Abstract

AbstractThis article addresses recent developments in literary‐critical studies of Shakespeare's status within the wider field of early modern historiography. Since the advent of new historicist criticism, Shakespeare's plays have been read with increasing regularity as contributing to a broader early modern historical culture, in which writers of traditionally “literary” and traditionally “historiographical” texts alike considered questions of politics, philosophy, and religion. Complementing this opening up of the category of historical writing is a similarly expanding sense of what it is that might be considered a “history play.” Along with the plays dramatizing medieval English history, scholars have begun to examine the Roman tragedies and the late plays addressing the legendary history of Britain for their contributions to cultural discourses of nationalism, sovereignty, citizenship, and identity.
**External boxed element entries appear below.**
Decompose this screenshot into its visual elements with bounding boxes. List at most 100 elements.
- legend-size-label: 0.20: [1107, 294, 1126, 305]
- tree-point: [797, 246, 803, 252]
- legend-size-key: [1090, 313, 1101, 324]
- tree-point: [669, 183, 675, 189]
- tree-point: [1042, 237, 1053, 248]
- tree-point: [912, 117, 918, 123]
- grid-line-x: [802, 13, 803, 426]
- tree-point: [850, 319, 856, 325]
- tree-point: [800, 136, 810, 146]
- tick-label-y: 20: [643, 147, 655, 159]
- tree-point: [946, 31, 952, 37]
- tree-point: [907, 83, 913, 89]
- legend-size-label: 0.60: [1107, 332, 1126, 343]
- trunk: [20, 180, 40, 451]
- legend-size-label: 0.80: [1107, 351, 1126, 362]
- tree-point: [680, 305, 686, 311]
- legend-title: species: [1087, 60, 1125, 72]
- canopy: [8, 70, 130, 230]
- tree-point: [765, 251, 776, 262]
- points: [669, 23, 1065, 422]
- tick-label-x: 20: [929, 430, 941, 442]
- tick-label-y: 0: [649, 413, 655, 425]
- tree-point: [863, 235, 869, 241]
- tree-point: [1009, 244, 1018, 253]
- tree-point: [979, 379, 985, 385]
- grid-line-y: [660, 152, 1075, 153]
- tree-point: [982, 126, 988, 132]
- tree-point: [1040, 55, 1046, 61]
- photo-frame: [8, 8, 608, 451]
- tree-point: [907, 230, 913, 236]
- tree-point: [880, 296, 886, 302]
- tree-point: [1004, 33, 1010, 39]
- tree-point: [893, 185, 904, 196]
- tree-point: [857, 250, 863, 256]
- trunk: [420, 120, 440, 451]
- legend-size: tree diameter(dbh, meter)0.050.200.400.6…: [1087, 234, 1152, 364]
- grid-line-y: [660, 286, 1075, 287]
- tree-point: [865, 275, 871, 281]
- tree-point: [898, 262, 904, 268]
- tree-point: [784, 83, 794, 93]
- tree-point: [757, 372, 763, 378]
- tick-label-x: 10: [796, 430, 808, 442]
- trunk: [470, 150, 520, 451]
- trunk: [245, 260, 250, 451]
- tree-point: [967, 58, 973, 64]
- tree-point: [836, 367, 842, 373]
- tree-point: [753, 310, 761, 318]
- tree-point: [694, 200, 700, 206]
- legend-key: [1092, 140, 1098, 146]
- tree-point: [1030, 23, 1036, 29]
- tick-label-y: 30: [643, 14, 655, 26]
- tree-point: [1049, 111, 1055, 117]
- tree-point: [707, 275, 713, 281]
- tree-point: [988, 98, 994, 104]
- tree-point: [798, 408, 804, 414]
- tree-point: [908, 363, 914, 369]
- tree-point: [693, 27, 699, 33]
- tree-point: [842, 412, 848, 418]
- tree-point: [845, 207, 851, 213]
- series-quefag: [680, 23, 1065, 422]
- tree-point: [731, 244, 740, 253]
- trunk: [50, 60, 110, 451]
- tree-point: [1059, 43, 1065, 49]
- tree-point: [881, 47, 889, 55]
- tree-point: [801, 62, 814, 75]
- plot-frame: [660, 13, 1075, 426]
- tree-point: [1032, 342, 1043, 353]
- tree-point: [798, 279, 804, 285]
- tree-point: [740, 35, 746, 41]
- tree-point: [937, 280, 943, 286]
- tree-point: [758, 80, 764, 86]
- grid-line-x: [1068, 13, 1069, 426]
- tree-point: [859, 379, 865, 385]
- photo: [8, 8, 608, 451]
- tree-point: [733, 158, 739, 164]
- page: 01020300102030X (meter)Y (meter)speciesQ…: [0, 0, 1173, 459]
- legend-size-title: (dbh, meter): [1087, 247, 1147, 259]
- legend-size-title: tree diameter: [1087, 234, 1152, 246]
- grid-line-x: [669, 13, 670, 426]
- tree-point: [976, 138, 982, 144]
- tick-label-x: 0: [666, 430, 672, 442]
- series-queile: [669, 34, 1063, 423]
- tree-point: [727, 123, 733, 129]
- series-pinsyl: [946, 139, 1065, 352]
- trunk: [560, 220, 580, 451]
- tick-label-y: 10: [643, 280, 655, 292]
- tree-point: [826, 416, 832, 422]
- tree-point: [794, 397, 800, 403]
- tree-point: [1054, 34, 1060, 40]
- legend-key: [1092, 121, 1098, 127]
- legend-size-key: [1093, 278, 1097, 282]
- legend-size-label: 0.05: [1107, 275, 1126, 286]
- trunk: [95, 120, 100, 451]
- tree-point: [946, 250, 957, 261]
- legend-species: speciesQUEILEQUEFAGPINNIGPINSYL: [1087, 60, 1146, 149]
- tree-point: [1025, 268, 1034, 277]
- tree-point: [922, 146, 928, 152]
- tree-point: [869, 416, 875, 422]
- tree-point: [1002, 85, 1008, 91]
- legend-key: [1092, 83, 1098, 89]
In addition, performance studies criticism has challenged the field to consider theatrical performance itself as a discrete and heretofore overlooked mode of historical representation, while attention to the historiographical status of material objects has shed light on the different ways in which non‐textual artifacts can both shape and produce multiple aspects of cultural history. Further work with specifically early modern conceptions of material history and renewed and deliberate efforts to open the field of literary and theatrical studies to scholars in other fields promise to add a great deal to this newly emerging version of a historiographically engaged Shakespeare, who appears in many ways to exhibit more strikingly humanist sympathies than scholars have acknowledged during the last several decades.